В конце концов, ты можешь жить.

На самом деле, я жива.

И у меня есть я.

Это не так много, но небольшая уверенность всегда лучше шумной хрупкости, и это обычно хорошая точка, с которой можно начать рассказ.

Настоящее время

Я останавливаюсь по эту сторону входной арки и, незаметно шевеля губами, напеваю про себя песню. Don't Cry группы Guns N' Roses. Я хорошо её знаю, она такая же часть моей жизни, как цвет глаз, линия носа и родинка в форме звезды на колене. Я пела её и в двенадцать.

Не горюй, не склоняй голову

Пожалуйста, не плачь.

Я знаю, что ты чувствуешь, я тоже.

Я тоже это чувствовал.

Что-то меняется внутри тебя.

А ты не знаешь.

Все будет хорошо, детка.

Ну вот, теперь я чувствую себя лучше. Старый добрый Аксель сотворил своё обычное чудо. Теперь можно и поговорить. Я чувствую, как расширяются лёгкие, мир теряет цвет асфальта, небо перестаёт быть похожим на ржавую крышку, и мне больше не двенадцать. Мне двадцать пять, солнце обжигает камни и ангелов, и я – сука.
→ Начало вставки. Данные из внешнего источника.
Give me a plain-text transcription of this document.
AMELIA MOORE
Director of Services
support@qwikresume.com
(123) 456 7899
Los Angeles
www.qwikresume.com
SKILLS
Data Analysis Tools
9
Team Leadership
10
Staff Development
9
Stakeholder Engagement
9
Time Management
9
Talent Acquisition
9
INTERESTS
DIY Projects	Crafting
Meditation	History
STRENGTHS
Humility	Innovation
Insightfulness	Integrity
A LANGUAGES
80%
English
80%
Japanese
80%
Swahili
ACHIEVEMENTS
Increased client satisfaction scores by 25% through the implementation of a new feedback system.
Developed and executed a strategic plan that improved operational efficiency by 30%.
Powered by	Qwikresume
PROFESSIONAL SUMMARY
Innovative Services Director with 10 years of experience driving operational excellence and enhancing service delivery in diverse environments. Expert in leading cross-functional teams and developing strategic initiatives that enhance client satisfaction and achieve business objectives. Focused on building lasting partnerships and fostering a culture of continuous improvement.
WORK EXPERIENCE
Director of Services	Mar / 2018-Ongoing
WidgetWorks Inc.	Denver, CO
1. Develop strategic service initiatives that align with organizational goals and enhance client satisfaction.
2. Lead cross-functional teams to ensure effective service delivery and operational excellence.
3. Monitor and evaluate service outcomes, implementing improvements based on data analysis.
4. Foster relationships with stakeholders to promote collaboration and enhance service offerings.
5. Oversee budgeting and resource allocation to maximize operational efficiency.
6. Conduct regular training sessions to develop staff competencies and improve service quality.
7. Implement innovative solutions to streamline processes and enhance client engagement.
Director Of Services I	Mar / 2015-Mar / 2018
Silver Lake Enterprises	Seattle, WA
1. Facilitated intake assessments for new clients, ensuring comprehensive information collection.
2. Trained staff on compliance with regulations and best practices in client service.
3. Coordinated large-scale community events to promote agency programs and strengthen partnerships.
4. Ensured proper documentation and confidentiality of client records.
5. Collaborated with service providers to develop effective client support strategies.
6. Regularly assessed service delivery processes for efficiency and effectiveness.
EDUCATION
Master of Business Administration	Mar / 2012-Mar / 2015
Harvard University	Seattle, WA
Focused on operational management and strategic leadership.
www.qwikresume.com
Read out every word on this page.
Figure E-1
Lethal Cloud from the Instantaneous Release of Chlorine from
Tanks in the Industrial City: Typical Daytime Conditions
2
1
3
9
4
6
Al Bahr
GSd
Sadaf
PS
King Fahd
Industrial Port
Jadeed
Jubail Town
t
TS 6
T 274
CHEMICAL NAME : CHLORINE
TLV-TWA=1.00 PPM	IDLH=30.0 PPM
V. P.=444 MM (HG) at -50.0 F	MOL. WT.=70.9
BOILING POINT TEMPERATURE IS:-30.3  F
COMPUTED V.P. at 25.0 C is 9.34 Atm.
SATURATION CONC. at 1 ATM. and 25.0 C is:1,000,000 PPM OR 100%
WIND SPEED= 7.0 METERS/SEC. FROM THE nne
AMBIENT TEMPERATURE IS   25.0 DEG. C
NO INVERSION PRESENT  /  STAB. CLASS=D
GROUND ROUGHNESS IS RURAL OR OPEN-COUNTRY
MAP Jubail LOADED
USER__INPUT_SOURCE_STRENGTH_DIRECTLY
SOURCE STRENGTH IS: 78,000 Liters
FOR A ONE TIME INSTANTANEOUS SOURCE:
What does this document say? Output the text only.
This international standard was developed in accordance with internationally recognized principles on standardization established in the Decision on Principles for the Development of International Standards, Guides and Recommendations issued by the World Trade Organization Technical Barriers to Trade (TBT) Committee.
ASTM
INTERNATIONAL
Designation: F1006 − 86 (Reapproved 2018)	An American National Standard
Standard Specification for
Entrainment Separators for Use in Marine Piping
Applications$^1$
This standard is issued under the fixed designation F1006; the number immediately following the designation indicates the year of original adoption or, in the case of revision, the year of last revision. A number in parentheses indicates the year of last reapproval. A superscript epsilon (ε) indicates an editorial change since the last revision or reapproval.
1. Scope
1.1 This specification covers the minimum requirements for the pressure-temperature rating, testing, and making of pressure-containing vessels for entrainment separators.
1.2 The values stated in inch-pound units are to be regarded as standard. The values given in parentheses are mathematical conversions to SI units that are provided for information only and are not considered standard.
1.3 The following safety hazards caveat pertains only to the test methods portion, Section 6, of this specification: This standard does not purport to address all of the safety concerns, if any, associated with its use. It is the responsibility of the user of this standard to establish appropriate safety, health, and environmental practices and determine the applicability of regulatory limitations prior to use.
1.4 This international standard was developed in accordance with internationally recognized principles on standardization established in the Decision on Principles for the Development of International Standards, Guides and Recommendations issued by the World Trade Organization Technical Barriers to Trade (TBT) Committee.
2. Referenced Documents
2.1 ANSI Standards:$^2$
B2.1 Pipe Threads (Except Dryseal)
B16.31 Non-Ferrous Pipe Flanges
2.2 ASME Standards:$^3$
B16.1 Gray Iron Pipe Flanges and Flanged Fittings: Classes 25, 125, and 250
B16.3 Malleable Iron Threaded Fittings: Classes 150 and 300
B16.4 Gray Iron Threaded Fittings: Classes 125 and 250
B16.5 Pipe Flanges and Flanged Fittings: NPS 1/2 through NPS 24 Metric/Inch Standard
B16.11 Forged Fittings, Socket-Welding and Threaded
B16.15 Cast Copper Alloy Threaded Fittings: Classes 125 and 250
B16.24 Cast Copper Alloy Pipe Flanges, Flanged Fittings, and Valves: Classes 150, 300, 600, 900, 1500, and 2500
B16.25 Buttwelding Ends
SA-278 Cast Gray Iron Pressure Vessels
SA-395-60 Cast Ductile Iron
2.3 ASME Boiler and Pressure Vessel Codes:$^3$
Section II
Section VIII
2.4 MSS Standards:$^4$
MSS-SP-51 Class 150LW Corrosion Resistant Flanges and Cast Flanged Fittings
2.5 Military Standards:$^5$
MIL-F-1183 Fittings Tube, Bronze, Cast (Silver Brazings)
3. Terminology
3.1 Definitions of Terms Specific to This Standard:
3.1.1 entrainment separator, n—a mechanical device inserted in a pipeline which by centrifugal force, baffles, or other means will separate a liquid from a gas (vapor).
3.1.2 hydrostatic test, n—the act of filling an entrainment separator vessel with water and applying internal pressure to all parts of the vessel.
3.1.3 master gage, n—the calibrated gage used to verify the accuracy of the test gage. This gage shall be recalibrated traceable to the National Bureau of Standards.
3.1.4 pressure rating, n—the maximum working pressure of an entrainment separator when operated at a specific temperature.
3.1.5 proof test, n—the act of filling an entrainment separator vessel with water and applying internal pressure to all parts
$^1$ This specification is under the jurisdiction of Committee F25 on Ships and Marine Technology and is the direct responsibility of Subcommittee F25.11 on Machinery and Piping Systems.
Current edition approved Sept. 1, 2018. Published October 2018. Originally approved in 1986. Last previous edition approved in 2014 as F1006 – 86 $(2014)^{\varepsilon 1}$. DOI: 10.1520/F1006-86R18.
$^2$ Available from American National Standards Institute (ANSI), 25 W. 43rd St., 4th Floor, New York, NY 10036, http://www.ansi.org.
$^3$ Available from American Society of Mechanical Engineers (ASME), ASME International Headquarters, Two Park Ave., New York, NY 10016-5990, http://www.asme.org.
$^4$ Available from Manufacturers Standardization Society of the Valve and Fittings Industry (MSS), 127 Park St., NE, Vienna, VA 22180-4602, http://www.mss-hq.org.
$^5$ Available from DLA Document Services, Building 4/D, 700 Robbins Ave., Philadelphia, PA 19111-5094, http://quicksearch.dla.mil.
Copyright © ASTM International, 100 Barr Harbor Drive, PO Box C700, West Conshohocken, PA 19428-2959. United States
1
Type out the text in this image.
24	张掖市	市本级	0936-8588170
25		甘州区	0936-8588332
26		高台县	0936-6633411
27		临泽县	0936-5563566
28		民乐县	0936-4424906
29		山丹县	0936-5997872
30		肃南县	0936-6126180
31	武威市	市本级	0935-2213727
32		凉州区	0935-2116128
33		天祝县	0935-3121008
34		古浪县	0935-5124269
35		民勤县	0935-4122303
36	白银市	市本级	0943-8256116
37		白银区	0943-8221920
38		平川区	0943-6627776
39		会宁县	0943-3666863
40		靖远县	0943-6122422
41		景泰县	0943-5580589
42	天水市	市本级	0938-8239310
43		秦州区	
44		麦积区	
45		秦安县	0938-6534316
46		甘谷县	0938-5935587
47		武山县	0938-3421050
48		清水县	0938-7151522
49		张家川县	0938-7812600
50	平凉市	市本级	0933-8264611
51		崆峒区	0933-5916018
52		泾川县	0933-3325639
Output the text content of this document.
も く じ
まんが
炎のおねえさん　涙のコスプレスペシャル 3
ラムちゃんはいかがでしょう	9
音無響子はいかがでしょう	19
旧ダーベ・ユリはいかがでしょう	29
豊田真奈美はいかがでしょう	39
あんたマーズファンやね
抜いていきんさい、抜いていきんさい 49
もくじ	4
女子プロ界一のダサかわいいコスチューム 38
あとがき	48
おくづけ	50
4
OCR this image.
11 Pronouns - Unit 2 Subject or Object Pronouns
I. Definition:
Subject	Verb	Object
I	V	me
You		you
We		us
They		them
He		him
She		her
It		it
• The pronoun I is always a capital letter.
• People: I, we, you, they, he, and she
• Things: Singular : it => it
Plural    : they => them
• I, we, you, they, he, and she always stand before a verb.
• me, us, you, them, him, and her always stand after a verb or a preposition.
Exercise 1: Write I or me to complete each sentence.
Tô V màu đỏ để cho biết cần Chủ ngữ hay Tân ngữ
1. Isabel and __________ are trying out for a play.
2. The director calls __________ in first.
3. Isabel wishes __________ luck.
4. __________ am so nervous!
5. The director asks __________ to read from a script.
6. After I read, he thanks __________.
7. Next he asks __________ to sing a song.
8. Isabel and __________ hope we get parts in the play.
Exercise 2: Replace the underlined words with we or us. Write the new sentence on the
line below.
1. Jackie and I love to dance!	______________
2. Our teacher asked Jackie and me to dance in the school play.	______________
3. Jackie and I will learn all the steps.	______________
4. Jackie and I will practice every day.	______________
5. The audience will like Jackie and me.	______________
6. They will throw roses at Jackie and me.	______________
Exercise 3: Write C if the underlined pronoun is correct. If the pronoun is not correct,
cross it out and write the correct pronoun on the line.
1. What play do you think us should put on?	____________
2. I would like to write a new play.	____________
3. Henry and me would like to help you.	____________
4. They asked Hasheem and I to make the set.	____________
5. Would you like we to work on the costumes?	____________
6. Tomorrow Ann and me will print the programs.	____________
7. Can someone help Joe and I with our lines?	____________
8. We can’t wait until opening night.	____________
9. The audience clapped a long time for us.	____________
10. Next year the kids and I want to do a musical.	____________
Стерва, кто не остаётся незамеченной. Я знаю это, всегда это знала. Когда была маленькой девочкой, задолго до того, как всё это случилось, в той жизни, которую называю другой, мама говорила мне, что меня создала принцесса-ведьма из специальной глины, состоящей из угля, бриллиантов и лепестков красных роз. Я чертовски красива, отрицать это бессмысленно. Не то чтобы я часто смотрелась в зеркало: об этом мне говорят глаза других людей.

Поскольку я ненавижу чужие взгляды, сегодня я решила перевоплотиться. На мне удобные джинсы, настолько удобные, что в них может поместиться ещё одна я и виолончель, туфли на плоской подошве, ниже которой только земной центр, и серое шерстяное пальто, которое не помешает гардеробу монахини. Но прежде всего я подстригла волосы. Я отрезала их одним жестом, без обратного отсчёта. Зааак. Шипение меча. Гильотина. Волосы короткие, чудовищно короткие, едва достают мне до шеи. И всё же, несмотря на мой бесформенный наряд, растрёпанные волосы, недобрый взгляд и фиолетовый блокнот, который держу крепко, как щит, меня, как обычно, преследуют глаза людей.

Они правда так поступают или мне это только кажется?

Может, я несчастная сумасшедшая, страдающая манией преследования? А может, они наблюдают за мной без злобы, не как те, кто хочет чего-то ужасного. Мне нужно привыкнуть к тому, что бывают взгляды без отвратительных намерений. Может быть, они заинтригованы, потому что я без блокнота из леопардовой кожи за тысячу долларов и не в милом коротком платьице. Может, они не жестоки, а просто снобы.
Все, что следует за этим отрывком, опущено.